0
votes

I have a flink process that listens to Kafka. The Messages consumed are then to be saved in a concurrent hash map for a period of time and then need to be sinked to cassandra.

The Operator chain goes something like

DataStream<Message> datastream = KafkaSource.createsource();
DataStream<Message> decodededMessage = datastream.flatmap(new DecodeMessage());

decodedMessage.assigneTimestampsandWatermarks(new AscendingTimestampExtractor<Message>(){

  public long extractAscendingTimestamp(Message m){

      return message.getTimestamp();
  }
  
}).keyBy((KeySelector<Message>) x-> x.getID())
  .process(new Timerfunction())
  .addSink(new MySink());



class TimerFunction extends KeyedProcessFunction<Integer,Message,Message>{

    private ValueState<Message> x;

    public void processElement(){
//some logic to create timestamp for one minute

     context.timerService().registerEventTimeTimer(x.getTimestamp());
     }
  
    public void onTimer()
  // output values on trigger
}


I got some doubts while working with eventime

  • Message will have a unique id and timestamp and some other attributes. There could be a million unique keys in a minute. Will keyBy operation effect performance?

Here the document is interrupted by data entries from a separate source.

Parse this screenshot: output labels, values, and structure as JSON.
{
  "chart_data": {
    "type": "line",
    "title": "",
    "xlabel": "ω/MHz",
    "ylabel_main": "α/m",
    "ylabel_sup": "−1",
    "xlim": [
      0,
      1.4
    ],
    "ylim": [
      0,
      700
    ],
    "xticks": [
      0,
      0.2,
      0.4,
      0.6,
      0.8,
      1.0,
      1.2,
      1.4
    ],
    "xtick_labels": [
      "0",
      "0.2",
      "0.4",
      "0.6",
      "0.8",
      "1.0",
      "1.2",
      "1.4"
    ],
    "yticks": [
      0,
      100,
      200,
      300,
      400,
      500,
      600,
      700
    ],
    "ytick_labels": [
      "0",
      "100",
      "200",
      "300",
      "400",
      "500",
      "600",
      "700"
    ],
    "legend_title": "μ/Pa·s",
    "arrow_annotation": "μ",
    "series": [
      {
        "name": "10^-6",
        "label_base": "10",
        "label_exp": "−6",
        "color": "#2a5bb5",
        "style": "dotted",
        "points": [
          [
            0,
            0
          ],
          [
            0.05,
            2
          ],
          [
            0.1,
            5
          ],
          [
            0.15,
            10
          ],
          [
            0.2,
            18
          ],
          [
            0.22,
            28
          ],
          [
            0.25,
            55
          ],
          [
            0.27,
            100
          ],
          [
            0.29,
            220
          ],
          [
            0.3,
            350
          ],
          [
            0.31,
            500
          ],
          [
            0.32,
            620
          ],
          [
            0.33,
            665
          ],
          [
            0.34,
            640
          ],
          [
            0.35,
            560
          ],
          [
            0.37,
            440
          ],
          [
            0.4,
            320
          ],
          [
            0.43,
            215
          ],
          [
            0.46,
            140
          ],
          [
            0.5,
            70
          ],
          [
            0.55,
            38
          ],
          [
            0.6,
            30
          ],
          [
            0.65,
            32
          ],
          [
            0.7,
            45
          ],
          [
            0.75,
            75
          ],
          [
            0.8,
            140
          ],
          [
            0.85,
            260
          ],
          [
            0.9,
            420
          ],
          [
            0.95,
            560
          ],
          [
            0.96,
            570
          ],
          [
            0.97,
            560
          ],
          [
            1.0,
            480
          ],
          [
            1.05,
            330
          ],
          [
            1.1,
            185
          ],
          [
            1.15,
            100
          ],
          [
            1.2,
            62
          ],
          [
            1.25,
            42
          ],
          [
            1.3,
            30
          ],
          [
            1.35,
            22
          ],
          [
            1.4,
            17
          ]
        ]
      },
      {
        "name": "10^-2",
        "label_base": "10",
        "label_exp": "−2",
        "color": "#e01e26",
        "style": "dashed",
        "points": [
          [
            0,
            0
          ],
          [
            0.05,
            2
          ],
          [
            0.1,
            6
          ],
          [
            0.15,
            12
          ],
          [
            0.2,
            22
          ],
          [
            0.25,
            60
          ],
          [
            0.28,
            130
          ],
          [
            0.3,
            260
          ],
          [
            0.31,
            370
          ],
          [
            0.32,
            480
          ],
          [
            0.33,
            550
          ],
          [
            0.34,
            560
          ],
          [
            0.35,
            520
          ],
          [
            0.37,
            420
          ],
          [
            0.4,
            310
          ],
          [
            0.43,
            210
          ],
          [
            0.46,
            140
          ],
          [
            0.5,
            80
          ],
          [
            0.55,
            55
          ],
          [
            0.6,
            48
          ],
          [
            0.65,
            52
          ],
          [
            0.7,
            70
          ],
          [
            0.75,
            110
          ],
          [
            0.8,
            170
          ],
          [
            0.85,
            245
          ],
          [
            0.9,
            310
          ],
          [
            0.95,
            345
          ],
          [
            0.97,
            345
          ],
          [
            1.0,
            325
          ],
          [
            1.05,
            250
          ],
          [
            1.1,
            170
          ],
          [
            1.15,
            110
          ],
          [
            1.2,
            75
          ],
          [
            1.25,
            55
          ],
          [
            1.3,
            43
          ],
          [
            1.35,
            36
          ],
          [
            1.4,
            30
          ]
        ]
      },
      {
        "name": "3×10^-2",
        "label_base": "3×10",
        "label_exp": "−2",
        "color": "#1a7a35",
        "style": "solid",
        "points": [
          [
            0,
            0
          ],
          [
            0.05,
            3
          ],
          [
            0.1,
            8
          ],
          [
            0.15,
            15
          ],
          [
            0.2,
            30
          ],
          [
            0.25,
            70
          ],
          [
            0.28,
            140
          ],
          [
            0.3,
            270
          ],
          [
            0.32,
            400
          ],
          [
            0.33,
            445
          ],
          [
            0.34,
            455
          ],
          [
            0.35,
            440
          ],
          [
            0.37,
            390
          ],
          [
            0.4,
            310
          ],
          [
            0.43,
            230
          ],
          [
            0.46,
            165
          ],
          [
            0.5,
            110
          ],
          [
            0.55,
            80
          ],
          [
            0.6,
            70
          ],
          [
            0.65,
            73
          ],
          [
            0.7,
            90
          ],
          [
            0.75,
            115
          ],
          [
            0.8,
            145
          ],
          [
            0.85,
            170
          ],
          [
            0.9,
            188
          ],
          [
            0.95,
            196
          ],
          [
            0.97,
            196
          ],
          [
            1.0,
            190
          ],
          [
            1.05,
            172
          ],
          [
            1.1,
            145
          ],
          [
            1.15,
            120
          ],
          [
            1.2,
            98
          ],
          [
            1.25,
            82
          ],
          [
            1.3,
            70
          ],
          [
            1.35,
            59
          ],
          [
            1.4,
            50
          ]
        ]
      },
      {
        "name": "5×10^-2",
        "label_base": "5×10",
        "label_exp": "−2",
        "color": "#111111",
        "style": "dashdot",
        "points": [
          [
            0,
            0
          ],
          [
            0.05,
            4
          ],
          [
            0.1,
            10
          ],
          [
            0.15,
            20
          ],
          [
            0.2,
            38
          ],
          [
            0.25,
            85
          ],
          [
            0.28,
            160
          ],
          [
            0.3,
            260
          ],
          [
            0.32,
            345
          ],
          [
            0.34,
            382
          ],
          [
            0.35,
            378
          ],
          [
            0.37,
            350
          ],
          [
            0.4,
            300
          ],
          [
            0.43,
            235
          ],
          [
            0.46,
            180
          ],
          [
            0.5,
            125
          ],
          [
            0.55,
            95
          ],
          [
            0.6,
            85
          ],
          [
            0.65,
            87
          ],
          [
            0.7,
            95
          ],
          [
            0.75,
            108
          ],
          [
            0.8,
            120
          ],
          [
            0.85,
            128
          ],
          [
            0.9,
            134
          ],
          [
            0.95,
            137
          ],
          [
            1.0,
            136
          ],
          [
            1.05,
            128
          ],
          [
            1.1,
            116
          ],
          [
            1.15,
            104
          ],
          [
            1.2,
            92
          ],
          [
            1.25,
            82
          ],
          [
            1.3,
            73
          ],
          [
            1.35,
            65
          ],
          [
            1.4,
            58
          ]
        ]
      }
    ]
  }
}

I need to cover a scenario as below

  • X Message with ID 1 arrives at 8hrs 1minute and 1sec

  • Y Message with ID 2 arrives at 8hrs 1minute and 4th sec

    Since im using Id as Key Both these Messages should have a timer set to trigger at 8hrs 2min 0sec. As per flink documentation if timestamp of timers are same it will be triggered just once. I'm facing a problem where source becomes idle for few minutes the timer keeps waiting for next watermark and never triggers. How to deal with idle source?

  • Is using processingtime a better option in this case?

  • Also i have a restriction to use Flink v1.8 so would need some info with respect to that version.

Thanks in Advance

1

1 Answers

1
votes

I don't fully understand your question; there's too much context missing. But I can offer a few points:

(1) keyBy is expensive: it forces serialization/deserialization along with a network shuffle.

(2) Timers are deduplicated if and only if they are for the same timestamp and the same key.

(3) As for the idle source problem, the event time timers will eventually fire when events begin to flow again, as that will advance the watermark(s). If can't wait, you can use something like https://github.com/aljoscha/flink/blob/6e4419e550caa0e5b162bc0d2ccc43f6b0b3860f/flink-streaming-java/src/main/java/org/apache/flink/streaming/api/functions/timestamps/ProcessingTimeTrailingBoundedOutOfOrdernessTimestampExtractor.java, or switch to processing time.